Beiträge von Kalle66 im Thema „Warum rotiert Mars“

    Martin,
    das mit Spin durch Akkretion gilt nur für die Gasplaneten, die quasi in Konkurrenz um die Sonne Gas einsammelten.
    Für Gesteinsplaneten gilt das aber definitiv nicht.

    Armin,
    für die Gezeitenreibung und den Drehimpulsaustausch zwischen zwei sich umkreisenden Himmelskörpern gibt es eigentlich eine einfache Herangehensweise. Der jeweils umkreisende Himmelskörper übt auf den anderen eine Kraft aus, die im Ergebnis zu einer sogenannten gebundenen Rotation führt. Die Frage bleibt dann nur noch, ob dabei die Eigenrotation des anderen abgebremst werden muss (wie aus Sicht des Mondes hinsichtlich der Erdrotation) oder ob die Rotation beschleunigt werden muss. Im ersten Fall wandert der Drehimpuls von der Eigenrotation der Erde in die Umlaufbahn des Mondes, der Mond entfernt sich (gewinnt dadurch an Bahn-Drehimpuls). Im anderen Falle würde Drehimpuls aus der Umlaufbahn in die Eigenrotation wandern. Das wäre der hypothetische Fall, wenn es einen Mond unterhalb der geostationären Umlaufbahn (ca. 36.000 Entfernung) gäbe; drunter dauert der Monat dann weniger als 24h.
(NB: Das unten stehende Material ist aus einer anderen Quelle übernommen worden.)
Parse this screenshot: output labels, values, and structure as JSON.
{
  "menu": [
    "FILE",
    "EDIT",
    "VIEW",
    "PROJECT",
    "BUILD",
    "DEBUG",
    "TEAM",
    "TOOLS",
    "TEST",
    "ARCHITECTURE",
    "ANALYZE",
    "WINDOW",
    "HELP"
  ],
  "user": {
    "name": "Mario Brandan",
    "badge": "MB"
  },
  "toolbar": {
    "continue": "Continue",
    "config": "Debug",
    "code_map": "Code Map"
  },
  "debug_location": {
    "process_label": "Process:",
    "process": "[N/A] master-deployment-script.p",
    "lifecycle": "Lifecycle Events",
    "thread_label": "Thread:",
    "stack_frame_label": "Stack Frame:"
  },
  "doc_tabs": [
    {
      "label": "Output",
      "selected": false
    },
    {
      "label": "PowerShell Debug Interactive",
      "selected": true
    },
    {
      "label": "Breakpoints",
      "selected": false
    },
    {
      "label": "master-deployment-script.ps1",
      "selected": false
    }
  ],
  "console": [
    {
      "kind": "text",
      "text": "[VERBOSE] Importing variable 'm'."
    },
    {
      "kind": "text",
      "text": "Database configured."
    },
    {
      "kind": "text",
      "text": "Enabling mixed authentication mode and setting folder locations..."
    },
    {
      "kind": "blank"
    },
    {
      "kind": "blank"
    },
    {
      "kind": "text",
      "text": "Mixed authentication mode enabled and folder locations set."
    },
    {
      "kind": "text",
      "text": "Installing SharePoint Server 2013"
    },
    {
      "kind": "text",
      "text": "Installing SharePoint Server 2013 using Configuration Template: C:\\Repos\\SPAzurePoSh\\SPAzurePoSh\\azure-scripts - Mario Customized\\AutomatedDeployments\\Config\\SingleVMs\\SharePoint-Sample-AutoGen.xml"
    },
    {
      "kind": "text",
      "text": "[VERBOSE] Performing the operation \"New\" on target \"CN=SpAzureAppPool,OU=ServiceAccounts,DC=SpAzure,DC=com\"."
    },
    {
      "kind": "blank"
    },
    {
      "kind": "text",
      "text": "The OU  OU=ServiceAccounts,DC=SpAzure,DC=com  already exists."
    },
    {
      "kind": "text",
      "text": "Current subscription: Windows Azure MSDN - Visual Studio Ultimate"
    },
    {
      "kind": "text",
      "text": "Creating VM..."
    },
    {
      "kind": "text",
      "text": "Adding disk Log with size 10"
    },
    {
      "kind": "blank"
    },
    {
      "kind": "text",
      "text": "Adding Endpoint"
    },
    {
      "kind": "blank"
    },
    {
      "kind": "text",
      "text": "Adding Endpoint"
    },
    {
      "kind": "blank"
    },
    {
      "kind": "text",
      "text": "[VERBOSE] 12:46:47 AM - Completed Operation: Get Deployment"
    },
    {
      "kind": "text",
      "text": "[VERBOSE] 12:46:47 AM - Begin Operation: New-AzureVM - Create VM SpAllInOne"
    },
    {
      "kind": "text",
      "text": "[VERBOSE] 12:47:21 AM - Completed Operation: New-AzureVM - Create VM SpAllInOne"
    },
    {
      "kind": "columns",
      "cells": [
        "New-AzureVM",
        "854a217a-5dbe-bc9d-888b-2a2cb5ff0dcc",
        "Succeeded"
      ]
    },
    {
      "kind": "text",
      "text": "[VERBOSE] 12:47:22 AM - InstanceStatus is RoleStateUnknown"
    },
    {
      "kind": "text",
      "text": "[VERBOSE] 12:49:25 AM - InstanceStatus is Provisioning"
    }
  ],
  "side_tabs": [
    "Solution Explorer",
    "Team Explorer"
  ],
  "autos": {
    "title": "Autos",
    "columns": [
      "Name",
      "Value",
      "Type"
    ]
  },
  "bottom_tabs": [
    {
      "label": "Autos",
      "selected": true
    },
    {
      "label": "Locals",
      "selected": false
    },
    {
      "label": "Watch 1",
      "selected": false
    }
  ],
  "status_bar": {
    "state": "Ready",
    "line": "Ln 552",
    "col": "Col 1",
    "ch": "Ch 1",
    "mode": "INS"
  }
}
Solche Monde würden sich langfristig annähern und abstürzen (Die Rochegrenze lässt in vorher sogar auseinander platzen).


    Es geht nicht um pro- oder retrograd. Allerdings kannst Du Dir ja selbst ausrechnen, was es bedeutet, wenn die Erde andersherum rotiert als der Mond uns umkreist. Dann würde der Mond zuerst eine Kraft entwickeln, die die Erdrotation abbremst. Falls er dann immer noch die Erde umkreist (und sich nicht zu weit entfernt hat), dann würde er die Kraft weiter ausüben, bis die Erde anfängt andersrum zu kreisen. Wobei das dem Mond egal ist, er sieht darin kein "Stillstehen", denn letztlich will er nur eine gebundene Rotation erzwingen, erst dann steht die Erde zum ihm "still". Wie schnell das geht, ob das Massenverhältnis das überhaupt zulässt .. all das ist simple Mathematik. Man addiert die 4 Drehimpulse zu Anfang (2x Bahndrehimpuls der beiden Körper um ihren gemeinsamen Schwerpunkt sowie 2x ihren Drehimpuls aus Eigenrotation) und schaut mit Hilfe der Keplerschen Gesetze, ob eine Verteilung möglich ist, bei der eine doppelt gebundene Rotation möglich ist.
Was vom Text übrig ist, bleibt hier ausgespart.